OA and Education: Open Educational Resources (OER)

As applied to teaching and learning, Open Access content is commonly referred to as Open Educational Resources, or OER for short. Educators interested in using OER materials in their teaching will find a growing collection of resources available online, including College Open Textbooks, OER Commons, HathiTrust Digital Library, MIT Open Courseware, and Creative Commons. These OER repositories as well as other sites for finding and sharing open content are evolving rapidly. Legislative initiatives in many states has shown a significant return on investment in both dollar terms (student savings) and student achievement, and there is a rise in support and adoption of OER materials in institutions across the United States.

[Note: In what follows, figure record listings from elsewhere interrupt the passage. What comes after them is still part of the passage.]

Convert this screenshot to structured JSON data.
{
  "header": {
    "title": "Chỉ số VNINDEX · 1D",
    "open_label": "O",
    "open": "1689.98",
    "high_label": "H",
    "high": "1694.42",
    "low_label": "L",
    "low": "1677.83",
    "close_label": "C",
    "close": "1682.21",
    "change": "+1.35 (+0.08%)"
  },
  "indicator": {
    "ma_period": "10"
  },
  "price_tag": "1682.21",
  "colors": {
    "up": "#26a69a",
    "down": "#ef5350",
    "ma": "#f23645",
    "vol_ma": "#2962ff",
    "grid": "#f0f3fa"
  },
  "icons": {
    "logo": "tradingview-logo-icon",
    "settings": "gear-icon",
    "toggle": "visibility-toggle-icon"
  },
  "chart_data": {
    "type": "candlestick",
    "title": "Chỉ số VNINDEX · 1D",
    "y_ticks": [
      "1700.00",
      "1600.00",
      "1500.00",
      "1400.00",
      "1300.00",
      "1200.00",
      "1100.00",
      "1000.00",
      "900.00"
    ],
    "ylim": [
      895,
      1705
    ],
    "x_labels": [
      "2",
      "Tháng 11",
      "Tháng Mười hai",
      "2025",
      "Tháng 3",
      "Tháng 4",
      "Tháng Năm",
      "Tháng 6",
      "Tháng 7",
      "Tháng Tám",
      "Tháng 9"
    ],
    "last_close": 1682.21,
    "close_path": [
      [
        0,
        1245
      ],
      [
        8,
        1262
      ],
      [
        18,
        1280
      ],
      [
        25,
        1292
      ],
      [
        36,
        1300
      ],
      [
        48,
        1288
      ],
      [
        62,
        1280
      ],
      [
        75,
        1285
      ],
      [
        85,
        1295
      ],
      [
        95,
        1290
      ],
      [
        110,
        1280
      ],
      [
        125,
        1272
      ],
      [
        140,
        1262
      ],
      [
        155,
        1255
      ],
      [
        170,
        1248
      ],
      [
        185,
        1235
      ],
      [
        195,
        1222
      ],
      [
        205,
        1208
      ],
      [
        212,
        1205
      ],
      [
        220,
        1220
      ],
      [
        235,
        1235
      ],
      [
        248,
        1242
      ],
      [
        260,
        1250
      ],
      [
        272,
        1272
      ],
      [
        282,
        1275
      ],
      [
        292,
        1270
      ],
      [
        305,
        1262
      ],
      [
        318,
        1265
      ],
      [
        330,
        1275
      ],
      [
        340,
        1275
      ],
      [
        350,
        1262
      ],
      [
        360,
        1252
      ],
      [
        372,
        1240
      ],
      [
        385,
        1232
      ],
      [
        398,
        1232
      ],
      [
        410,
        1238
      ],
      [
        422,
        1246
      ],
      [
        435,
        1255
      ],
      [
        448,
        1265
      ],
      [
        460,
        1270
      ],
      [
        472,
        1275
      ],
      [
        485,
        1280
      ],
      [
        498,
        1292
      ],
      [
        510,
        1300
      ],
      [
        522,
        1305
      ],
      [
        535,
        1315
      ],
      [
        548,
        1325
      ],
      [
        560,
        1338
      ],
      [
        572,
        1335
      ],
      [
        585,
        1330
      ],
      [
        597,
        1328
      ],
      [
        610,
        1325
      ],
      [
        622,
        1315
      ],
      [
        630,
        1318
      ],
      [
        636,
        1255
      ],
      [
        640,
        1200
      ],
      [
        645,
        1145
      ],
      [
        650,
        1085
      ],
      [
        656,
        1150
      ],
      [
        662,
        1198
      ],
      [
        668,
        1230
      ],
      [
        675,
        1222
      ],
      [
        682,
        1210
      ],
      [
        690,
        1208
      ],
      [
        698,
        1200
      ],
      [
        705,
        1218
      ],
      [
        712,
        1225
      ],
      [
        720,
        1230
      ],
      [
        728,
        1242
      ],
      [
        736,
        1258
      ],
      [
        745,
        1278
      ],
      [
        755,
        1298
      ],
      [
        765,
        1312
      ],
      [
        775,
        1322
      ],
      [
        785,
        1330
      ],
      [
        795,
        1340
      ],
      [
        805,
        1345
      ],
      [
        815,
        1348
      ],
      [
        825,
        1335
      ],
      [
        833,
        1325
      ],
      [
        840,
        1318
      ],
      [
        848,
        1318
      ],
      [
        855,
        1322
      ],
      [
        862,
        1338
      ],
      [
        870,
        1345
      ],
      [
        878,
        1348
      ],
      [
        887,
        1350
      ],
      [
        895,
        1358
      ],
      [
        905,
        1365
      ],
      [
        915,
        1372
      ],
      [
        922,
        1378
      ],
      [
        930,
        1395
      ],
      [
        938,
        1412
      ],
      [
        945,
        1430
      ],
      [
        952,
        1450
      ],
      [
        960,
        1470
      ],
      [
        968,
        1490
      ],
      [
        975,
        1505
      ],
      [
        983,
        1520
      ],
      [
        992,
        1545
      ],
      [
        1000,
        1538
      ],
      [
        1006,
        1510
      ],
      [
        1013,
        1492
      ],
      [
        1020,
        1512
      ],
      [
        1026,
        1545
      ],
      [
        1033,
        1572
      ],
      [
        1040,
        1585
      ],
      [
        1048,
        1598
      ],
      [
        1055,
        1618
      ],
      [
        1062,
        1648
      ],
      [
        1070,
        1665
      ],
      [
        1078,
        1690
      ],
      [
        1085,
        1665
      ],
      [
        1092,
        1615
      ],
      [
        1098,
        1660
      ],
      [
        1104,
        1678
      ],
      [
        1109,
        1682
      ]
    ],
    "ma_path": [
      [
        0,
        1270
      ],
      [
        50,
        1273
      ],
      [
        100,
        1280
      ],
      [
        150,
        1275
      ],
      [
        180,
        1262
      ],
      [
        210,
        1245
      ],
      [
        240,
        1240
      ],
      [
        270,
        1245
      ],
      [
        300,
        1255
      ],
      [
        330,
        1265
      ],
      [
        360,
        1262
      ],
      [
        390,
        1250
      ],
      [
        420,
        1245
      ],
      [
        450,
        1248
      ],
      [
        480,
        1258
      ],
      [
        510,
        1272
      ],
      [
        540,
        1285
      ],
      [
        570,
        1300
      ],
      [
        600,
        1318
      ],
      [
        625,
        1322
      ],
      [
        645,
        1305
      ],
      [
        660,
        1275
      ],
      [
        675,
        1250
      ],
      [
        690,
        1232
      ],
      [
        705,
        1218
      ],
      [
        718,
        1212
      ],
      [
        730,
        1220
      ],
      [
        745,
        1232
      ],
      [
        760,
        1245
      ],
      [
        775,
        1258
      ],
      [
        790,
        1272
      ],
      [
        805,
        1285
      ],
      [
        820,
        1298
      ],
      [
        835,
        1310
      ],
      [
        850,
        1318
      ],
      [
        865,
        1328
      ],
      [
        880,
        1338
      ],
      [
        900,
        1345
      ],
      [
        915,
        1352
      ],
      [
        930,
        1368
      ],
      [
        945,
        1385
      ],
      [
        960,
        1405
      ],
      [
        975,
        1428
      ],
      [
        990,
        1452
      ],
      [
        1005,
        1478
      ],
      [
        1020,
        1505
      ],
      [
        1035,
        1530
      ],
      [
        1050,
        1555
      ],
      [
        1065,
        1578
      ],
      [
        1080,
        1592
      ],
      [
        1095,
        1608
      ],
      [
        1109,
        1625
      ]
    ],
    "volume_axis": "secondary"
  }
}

While UNM strongly supports academic freedom and believes that it is the faculty’s right and responsibility to select appropriate learning materials for a class, there are also many high quality OER materials available that faculty could select if they were aware of them and it met their needs. With adequate support, some faculty may also have an interest in developing their own OER content. A coalition of departments across UNM is working to align efforts for further support of open educational resources (OER), and to foster additional initiatives in support of open access content development.  These include:

  • Academic Affairs / Provost Office
  • College of University Libraries & Learning Sciences
  • UNM Information Technologies
  • Center for Teaching & Learning
  • Extended Learning
  • UNM Bookstores
  • Accessibility Resource Center

Developments will be shared via this and partner UNM websites.